You can live a frugal life that focuses your attention on specific aspects of your life that are more important to you.


Budgets and Spending Plans

Budgets are defined as a financial or spending plan.

• Help achieve quantifiable financial goals.

• Tool to measure performance and cope with potential adverse situations.

Reasons for budgeting.

• Creates a framework to reach milestones and achieve quantifiable goals.

•  Help you buy things you need and want through prioritization.

•  Allocates resources and reduce waste.

•  Supports reaching your dream lifestyle.


Create a Budget

1. Calculate your income and expenses.

2. Make a list of all income sources and calculate total monthly income.

3. Keep a record of one month’s fixed expenses and discretionary spending.

4. Organize based on categories and total expenses such as housing, transportation, food, utilities, credit card payments, etc.

5. Using paper or a spreadsheet, calculate your income compared to your expenses.

6. Analyze the results and calculate how much you can save and how much more you can pay towards debt.

7. Determine where you can decrease fixed expenses and cut spending to free up money to prioritize debt repayment and grow savings.

8. Adjust your budget accordingly as financial goals are met.

Download Budgeting Worksheet.


Build a Habit of Savings

At work: Opt-in for direct deposit

At work: Contribute to 401K (start with 10% and increase yearly)

At work: Take advantage of employee stock programs, wellness programs, cellular plan discounts, auto programs, and discount offers.

At home: Find cheaper banking alternatives (i.e. credit unions)

At home: Use electronic transfer options

At home: Pay yourself first.

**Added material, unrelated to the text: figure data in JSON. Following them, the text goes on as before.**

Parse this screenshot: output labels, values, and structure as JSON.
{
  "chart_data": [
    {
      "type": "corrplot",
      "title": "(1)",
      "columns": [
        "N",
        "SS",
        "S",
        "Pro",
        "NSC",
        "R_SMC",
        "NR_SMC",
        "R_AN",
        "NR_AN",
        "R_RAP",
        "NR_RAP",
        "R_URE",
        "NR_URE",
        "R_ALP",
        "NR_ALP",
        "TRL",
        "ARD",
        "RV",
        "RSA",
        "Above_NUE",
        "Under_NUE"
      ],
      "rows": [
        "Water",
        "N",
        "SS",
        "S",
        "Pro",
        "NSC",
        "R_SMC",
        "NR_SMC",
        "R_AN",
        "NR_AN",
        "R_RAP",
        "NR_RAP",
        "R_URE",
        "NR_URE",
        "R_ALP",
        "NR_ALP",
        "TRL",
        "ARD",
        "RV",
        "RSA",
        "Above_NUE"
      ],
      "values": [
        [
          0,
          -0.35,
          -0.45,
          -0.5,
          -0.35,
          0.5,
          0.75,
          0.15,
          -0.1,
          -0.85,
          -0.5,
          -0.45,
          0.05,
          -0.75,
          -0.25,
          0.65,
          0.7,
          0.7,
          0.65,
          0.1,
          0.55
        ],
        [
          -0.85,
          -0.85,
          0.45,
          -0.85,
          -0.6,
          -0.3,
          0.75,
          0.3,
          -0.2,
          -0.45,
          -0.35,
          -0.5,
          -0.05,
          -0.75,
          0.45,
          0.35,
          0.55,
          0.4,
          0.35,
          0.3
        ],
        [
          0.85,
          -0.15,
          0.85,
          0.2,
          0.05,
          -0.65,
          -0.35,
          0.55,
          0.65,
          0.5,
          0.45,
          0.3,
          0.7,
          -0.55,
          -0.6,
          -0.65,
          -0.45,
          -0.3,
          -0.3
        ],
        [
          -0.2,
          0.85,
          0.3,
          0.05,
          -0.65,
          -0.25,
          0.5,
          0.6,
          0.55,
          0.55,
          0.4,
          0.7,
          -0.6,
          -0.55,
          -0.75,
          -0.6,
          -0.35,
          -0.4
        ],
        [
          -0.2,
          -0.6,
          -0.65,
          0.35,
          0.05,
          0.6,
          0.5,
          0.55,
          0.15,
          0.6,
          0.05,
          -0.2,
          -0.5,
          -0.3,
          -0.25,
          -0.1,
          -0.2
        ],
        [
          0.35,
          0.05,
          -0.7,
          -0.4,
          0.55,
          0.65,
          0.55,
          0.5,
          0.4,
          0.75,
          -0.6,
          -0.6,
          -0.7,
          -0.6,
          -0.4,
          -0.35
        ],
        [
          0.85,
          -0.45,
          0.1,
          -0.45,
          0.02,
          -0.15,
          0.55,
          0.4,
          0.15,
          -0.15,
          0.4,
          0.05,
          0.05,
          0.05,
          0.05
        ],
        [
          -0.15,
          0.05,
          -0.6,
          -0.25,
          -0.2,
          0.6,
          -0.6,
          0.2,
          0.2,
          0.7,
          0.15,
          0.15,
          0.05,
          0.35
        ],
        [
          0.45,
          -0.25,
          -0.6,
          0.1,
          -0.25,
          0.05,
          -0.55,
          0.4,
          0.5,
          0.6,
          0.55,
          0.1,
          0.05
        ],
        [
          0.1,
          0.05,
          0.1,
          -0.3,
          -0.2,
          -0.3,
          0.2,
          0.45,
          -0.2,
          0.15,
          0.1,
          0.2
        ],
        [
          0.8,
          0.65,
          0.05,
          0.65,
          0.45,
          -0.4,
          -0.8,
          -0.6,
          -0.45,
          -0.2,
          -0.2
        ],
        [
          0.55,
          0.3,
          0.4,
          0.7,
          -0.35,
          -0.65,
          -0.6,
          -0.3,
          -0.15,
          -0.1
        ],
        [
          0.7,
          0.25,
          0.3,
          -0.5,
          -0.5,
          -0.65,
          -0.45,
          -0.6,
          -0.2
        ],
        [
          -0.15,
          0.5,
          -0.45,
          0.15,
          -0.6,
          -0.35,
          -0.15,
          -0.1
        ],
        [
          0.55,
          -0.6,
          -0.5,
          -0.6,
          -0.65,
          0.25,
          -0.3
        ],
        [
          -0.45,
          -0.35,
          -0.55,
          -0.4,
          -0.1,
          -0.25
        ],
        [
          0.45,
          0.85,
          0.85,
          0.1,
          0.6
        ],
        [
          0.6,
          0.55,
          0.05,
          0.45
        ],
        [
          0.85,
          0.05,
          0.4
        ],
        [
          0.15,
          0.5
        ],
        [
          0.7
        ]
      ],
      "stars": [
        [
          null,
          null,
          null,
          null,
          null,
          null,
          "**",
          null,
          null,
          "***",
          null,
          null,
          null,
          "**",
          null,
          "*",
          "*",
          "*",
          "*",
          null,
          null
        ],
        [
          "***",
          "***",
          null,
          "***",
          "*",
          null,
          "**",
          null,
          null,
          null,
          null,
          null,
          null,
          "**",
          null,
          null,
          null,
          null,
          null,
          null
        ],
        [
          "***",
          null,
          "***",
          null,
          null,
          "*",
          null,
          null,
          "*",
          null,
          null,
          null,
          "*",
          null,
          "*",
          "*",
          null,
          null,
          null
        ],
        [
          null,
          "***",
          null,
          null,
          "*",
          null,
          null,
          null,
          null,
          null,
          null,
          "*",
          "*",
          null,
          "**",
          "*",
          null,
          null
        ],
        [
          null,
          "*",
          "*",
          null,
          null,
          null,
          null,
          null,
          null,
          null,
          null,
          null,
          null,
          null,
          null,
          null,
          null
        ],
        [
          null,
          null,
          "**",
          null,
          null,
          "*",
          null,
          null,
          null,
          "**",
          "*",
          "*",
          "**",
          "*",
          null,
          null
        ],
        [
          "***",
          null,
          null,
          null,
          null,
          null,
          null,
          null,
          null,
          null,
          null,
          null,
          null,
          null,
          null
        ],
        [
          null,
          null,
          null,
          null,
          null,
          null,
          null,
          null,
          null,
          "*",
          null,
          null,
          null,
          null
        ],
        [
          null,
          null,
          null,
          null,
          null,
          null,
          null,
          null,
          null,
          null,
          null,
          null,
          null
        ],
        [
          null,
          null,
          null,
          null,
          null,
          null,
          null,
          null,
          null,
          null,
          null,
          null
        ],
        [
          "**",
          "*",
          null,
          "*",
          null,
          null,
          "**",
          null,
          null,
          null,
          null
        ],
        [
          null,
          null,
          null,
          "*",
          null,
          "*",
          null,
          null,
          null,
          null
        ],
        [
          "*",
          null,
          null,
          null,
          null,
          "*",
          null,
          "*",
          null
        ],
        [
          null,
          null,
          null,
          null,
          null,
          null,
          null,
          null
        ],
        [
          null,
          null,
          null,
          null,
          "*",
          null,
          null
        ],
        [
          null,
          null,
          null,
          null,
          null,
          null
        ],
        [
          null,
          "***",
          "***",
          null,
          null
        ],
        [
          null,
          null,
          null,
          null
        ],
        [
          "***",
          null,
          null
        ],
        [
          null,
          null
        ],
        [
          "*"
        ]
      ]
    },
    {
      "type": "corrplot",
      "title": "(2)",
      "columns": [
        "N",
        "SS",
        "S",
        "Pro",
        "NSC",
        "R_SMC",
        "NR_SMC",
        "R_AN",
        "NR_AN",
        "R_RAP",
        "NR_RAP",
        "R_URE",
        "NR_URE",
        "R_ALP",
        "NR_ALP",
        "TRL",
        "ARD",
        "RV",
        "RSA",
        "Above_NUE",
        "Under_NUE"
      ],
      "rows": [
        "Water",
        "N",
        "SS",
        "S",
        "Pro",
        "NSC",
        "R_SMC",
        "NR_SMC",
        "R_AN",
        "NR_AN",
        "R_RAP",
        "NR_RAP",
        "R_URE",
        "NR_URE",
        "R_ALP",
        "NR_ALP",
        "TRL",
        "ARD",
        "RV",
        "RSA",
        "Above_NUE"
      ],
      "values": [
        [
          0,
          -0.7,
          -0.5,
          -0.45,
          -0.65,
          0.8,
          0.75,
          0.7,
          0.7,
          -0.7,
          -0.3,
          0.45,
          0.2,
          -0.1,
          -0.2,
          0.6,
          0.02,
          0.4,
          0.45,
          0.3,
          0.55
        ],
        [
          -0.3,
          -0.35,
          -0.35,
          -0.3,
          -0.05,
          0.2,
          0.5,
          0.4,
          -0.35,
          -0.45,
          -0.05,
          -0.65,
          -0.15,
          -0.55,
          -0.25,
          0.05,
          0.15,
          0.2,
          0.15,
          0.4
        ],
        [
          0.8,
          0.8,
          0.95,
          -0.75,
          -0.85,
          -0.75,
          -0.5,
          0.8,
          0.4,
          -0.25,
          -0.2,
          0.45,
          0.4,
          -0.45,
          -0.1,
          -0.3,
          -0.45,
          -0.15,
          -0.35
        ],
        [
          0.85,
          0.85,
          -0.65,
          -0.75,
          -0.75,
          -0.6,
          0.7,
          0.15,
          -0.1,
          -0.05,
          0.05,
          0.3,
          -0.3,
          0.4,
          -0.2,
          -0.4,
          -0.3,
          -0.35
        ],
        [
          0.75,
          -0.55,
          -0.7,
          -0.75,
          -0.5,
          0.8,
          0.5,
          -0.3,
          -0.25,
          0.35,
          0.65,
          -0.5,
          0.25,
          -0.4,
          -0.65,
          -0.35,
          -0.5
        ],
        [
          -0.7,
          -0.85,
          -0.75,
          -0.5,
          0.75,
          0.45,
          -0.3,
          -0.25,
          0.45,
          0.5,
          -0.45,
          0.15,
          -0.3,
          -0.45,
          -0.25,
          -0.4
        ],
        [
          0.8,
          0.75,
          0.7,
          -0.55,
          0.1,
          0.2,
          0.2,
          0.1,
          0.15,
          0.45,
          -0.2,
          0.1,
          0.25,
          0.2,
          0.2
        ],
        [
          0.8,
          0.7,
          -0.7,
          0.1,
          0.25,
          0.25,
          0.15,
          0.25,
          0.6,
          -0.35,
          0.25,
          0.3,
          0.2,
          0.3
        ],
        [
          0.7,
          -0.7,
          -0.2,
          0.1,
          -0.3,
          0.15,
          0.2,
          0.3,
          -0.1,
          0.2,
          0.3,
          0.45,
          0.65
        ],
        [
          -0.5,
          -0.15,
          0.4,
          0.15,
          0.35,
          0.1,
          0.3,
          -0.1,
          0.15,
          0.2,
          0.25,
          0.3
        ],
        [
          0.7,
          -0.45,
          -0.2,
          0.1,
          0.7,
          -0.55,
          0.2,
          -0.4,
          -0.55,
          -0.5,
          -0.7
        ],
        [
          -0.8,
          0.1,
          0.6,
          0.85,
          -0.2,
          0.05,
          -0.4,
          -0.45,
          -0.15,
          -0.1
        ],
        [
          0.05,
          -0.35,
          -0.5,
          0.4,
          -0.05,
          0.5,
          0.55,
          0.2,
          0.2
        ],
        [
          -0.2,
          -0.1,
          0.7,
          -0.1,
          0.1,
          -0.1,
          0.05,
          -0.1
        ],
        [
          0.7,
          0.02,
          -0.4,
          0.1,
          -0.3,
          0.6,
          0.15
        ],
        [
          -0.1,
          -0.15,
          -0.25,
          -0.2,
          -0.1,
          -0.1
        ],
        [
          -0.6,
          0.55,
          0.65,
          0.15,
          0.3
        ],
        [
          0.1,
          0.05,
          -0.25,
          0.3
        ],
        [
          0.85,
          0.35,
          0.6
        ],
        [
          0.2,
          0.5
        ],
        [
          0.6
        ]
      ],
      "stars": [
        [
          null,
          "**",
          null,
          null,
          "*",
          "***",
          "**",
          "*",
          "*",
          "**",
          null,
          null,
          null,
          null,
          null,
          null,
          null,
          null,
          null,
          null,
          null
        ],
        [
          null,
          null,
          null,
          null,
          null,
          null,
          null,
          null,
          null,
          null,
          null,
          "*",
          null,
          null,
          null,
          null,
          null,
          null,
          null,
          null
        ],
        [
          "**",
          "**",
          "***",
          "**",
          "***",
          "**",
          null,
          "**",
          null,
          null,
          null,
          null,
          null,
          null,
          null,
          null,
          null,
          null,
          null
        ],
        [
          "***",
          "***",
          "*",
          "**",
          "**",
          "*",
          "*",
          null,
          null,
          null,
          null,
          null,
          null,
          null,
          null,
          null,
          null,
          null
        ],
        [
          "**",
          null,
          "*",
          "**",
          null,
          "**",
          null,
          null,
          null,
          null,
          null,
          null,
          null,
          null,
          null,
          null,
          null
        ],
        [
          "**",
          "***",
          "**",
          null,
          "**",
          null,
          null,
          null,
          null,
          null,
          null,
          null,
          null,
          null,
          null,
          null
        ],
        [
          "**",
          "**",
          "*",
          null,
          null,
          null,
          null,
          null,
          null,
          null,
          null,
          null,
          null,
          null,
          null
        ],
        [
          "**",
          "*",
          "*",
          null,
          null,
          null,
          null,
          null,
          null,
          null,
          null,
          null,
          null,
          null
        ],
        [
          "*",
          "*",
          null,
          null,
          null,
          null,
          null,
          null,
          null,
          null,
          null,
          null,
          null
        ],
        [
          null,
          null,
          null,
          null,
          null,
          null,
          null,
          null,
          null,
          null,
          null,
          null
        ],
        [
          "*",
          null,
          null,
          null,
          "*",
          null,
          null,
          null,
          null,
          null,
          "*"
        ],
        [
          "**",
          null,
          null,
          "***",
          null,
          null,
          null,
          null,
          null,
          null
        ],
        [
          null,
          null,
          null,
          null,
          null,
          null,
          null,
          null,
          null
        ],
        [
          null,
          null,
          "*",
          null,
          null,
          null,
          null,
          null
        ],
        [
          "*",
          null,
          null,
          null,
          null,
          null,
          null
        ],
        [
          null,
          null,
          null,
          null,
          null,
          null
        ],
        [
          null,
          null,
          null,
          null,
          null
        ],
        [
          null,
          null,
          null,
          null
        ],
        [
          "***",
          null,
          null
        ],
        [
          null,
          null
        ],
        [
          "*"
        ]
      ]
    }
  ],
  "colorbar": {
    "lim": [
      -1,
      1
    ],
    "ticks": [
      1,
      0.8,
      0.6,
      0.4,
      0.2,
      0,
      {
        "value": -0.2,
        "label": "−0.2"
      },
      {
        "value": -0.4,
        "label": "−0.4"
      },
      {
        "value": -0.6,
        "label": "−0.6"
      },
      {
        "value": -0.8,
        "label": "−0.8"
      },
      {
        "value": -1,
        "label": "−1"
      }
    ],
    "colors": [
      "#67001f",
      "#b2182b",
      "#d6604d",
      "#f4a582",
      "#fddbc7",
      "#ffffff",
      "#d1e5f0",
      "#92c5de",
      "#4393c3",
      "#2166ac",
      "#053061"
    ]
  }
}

Pay into your savings account.

At home: Establish different savings accounts (emergency fund with 6 months), housing, taxes, vacations, holidays, etc. • At home: Open a Traditional or Roth IRA


Live in know-land.


Take Control Manage Your Money Effectively

• Opt-in for direct deposit

• Get your statements online and use online bill pay services

• Use your debit card and monitor ATM usage

• Use online financial management and budgeting tools

• Read the fine print between you and all your financial relationships

• Ask questions until you understand

• Don’t be afraid to change or switch financial services


Manage Your Credit Health

• Pull your free credit report online (www.AnnualCreditReport.com)

• Get access to your free credit score (CreditKarma, Quizzle)

• Know what’s in credit reports and what impacts credit scores

• Know when to worry about credit scores


Action Plan

1. Ask yourself what can you do today/in 3 months/this year?

2. Increase your financial knowledge any which way you can.

3. Acknowledge your true financial standing (income and debt) and set goals.

4. Create the habit of savings. A budget is a springboard to financial independence.

5. Take control of your financial future. Be proactive and communicate with lenders, creditors, employers and peers.